Demirel was right to ask this. The many illegal organizations and groups, and the tens of thousands of militants, had their fighting cut short overnight, even though the government at the time gave the military very great power and authority before the coup.

What, then, was the authority they possessed that was not being used that brought the need for a coup to the forefront? This was a question debated for years in the Turkish public, and in the end, the following conclusion was reached: In the period before the 1980 military coup, the powers controlling the right and the left were coming from the same point. In the deadly acts each side was launching against the other, people were being guided from the same center. And the naive youth jumping into the scenario were unaware that they were simply pawns in the game. During the 1970s, former Prime Minister Bülent Ecevit used to talk about an organization called “Gladio.” Ecevit, whose own life was the target of assassination attempts many times, could never prove the existence of this “Gladio” group. But the majority of people in Turkey did believe his claims to be true.

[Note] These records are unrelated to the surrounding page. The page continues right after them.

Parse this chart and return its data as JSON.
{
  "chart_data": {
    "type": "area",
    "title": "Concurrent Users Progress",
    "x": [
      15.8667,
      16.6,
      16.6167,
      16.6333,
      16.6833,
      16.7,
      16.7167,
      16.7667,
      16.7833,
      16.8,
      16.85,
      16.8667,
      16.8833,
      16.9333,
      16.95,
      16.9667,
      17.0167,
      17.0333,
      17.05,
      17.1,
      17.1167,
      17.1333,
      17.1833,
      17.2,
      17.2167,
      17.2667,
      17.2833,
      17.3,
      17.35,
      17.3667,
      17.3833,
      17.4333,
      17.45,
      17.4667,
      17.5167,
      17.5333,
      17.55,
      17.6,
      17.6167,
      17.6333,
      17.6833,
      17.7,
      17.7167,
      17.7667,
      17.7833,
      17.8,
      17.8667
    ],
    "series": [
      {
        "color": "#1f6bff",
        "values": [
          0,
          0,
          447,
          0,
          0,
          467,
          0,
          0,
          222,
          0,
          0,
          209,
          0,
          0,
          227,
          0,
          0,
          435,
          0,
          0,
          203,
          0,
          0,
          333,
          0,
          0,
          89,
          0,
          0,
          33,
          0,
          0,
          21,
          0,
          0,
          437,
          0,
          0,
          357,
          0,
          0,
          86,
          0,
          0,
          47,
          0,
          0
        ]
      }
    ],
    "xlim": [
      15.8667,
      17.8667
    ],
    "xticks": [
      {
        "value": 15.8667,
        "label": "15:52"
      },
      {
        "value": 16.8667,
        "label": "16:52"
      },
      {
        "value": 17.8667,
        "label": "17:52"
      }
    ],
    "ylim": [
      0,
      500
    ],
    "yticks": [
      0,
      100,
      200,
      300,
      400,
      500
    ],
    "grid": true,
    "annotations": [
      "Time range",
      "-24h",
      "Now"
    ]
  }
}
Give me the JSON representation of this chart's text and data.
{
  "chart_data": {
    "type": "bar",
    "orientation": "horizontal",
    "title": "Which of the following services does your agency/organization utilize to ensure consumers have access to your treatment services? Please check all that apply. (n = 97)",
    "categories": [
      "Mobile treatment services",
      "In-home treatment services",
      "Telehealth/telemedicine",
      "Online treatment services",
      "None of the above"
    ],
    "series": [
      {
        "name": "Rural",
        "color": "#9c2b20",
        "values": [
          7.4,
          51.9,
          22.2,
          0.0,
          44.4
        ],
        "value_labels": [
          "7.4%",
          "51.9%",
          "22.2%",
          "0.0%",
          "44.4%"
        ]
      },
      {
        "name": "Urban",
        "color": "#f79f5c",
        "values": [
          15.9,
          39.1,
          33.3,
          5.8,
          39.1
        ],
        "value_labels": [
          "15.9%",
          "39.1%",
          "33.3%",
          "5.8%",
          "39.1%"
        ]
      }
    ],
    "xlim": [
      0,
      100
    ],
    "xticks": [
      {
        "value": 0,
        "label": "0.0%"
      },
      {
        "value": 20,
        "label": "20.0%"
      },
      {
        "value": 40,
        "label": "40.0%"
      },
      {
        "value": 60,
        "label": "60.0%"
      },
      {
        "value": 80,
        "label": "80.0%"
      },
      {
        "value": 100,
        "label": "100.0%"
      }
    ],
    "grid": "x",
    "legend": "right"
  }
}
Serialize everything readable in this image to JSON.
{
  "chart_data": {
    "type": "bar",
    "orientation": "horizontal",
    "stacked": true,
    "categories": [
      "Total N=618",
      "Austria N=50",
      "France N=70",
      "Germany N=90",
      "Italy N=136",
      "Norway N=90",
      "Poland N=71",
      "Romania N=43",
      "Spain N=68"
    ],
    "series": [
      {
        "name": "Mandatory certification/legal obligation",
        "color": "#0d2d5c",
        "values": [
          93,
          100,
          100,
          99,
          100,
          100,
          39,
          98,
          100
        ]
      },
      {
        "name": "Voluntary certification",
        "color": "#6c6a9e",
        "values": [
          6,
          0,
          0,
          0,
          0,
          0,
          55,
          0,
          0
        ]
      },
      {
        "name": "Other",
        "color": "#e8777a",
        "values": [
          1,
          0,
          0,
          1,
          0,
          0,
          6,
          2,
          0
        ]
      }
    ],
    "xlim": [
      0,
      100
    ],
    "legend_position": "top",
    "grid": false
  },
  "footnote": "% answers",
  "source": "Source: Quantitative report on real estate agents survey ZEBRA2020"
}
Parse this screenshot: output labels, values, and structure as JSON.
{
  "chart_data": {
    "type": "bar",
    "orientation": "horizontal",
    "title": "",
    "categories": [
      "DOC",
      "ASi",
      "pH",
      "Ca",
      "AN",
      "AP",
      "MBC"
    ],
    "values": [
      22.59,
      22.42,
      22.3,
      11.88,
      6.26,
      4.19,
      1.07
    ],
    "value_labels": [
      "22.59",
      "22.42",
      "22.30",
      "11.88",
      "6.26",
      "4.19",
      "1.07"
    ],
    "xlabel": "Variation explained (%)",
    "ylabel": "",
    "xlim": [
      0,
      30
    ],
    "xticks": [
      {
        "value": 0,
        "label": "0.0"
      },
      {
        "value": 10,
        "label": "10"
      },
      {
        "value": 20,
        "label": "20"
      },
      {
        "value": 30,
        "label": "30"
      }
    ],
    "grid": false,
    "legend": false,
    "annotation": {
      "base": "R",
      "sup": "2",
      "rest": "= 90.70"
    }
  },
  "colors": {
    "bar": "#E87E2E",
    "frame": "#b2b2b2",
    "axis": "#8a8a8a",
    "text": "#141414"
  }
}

Later, on Nov. 3, 1996, there was an odd traffic accident that took place in Turkey, and for many Turks, this accident came to represent a turning point. The car involved in the notorious accident in Susurluk contained a former leader from the right wing sought all over the world (Abdullah Çatlı), one top-level police official (Hüseyin Kocadağ) and a parliamentary deputy (Sedat Bucak).

It was said that there was strong evidence that Çatlı had been sent by the state abroad to incapacitate Armenian terrorists operating internationally. This was the same person who, before 1980, had been involved in bloody protests and who had been accused personally of being the cause for the deaths of so many leftist youth in Turkey.

Meanwhile, Police Chief Hüseyin Kocadağ, who died in the Susurluk accident, was known for his identity as a leftist and an Alevi. Thus the people of Turkey were shocked when a famous right-wing terrorist and a renowned leftist police commander were revealed to have been in the same car. The weapons present in the car, the fact that the car itself belonged to a deputy who was also the family head of an enormous clan from the Turkish East, the fact that an unknown woman was also present in the car... Everything turned in one moment into a mysterious puzzle and one which still hasn’t been solved.

Deputy chief of the Turkish Police Intelligence Bureau at the time, Hanefi Avcı, talked during a live television program of a “gladio” that had settled itself into the workings of the government. At that time, then-general Veli Küçük blamed Intelligence Bureau Chief Mehmet Eymür and current DYP leader Mehmet Ağar. According to Avcı, the structure that had rooted itself in the government was a triangle consisting of the military, police and politics. For saying these words, Avcı was arrested, but then later returned to his post, where he carries on to this day. But the curtains of secrecy have never lifted on this event because the people named in the Susurluk accident never came to court to give their testimonies.

There have, however, been frequent reminders of the gladio organization that former Prime Minister Ecevit used to mention so often because the phenomenon of unsolved murders has continued on while different groups in society become hostile to one another. Because of psychological wartime techniques, the people themselves have experienced polarization.

Suspicion in Turkey over gladios and gangs has carried on until today. And there are connections between some of the events we see occurring today and some of the secret structures within the government.

And with no transparency being endowed on any of these suspicions, every event that takes place in Turkey winds up with a question mark hanging over it.